空家の相続特例を活用するための実務的な注意点
特例を受けるためには、要件を満たしていることを証明するための書類を整えておく必要があります。以下の書類が代表的です:
- 要介護認定通知書や介護保険証
- 老人ホーム等との入所契約書
- 建物の使用状況を示す書類(賃貸契約がないことの証明など)
これらを相続税申告や譲渡所得申告の際に提出することで、特例適用の根拠が明確になります。
相続と空家の問題を解決する税制の活用
空家となった相続不動産を適切に売却し、税負担を軽減することは、資産管理の面でも重要なポイントです。制度を正しく理解し、早めに準備しておくことで、相続後のトラブルやコストを最小限に抑えることができます。

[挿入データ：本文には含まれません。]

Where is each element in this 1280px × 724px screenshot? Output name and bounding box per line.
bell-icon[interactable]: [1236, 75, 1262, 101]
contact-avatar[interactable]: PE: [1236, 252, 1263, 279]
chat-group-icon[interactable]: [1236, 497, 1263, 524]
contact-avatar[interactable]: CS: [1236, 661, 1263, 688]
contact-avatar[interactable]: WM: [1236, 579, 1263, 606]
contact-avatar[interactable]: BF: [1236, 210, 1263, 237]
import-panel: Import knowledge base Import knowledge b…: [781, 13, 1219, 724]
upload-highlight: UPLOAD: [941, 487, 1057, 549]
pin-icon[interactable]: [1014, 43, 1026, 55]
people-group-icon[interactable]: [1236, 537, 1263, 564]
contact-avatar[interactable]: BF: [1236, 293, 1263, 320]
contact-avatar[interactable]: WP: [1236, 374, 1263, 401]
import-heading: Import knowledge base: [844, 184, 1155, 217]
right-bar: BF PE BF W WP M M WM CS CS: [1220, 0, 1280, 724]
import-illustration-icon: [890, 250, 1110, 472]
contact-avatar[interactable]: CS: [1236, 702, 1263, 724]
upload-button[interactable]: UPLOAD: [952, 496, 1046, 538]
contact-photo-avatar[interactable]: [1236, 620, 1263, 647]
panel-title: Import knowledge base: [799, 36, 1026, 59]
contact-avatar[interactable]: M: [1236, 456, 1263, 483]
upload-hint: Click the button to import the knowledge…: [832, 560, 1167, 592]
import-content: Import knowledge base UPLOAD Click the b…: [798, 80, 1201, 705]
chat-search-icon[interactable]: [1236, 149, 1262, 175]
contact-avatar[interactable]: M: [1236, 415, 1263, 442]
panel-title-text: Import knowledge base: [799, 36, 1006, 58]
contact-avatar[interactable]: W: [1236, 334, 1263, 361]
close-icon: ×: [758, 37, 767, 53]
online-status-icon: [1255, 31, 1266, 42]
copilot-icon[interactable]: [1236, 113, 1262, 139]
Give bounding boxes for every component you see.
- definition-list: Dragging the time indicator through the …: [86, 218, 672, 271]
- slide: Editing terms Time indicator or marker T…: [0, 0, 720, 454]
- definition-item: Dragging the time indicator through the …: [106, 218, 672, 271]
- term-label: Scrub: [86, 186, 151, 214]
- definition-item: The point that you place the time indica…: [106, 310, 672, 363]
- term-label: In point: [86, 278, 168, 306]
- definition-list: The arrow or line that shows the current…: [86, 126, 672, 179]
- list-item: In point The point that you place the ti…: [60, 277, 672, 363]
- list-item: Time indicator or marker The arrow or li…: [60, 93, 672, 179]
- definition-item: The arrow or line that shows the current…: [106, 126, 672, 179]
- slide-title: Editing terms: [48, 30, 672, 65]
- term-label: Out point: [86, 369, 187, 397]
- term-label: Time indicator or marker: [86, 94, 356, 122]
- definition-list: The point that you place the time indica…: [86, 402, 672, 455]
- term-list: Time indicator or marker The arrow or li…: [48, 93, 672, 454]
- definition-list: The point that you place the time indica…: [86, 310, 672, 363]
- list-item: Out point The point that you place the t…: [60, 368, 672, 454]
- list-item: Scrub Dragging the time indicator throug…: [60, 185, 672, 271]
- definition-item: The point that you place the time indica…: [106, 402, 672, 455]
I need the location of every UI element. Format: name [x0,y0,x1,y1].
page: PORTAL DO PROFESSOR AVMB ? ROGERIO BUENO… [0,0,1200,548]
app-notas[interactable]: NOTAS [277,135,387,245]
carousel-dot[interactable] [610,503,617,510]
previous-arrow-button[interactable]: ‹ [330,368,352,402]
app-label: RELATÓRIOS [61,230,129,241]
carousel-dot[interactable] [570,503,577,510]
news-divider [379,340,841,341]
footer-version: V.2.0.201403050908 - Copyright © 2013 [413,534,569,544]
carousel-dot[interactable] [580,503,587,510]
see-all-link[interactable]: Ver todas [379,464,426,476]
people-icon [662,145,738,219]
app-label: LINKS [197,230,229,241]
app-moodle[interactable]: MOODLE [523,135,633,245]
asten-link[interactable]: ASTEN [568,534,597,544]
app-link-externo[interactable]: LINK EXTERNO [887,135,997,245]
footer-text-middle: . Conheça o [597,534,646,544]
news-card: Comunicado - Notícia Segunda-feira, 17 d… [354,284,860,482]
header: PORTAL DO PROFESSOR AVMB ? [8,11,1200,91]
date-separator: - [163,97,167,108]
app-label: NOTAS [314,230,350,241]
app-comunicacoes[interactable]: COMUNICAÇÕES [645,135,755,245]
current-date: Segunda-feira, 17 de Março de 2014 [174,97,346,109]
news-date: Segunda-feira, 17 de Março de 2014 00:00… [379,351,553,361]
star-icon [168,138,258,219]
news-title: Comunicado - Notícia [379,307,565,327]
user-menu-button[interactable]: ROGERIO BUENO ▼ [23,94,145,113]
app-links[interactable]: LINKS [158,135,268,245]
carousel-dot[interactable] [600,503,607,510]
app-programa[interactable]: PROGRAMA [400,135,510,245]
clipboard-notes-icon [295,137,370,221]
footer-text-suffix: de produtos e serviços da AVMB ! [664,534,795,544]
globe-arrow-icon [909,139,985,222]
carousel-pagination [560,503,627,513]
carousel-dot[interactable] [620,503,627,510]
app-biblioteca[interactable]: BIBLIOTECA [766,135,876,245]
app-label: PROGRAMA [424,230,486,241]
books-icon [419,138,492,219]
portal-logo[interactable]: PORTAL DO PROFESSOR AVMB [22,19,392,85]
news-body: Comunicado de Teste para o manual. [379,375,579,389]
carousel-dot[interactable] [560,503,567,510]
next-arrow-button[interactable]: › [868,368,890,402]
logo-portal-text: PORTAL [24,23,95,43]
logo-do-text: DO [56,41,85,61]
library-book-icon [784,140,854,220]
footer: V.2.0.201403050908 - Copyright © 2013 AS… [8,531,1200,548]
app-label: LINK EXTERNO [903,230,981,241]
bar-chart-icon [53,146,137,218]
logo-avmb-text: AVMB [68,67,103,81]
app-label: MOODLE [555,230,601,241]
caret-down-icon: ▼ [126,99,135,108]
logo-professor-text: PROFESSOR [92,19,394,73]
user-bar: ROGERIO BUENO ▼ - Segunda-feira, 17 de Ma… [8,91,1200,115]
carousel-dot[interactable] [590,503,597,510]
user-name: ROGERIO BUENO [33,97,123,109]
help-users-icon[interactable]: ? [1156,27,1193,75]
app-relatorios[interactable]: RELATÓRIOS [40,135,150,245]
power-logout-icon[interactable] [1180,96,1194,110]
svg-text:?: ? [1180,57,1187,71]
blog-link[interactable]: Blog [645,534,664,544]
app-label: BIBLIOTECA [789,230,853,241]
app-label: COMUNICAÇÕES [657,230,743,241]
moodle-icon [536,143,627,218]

特に、親が高齢になり施設入所を検討する段階から、将来の空家と相続を見据えて計画を立てることが、結果的に家族全体の安心にもつながります。
まとめ:空家の相続と老人ホーム入所に備える
相続によって取得した空家の売却時には、3000万円の譲渡所得控除という大きな節税メリットがあります。老人ホームに入所していた場合でも、一定の条件を満たせばこの特例を活用できます。
相続と空家対策を両立するためには、制度の要件を正しく理解し、被相続人の介護状況や不動産の使用状況を事前に整理しておくことが重要です。空家と相続の問題に直面する前に、制度を活用できるよう準備を進めておくことをおすすめします。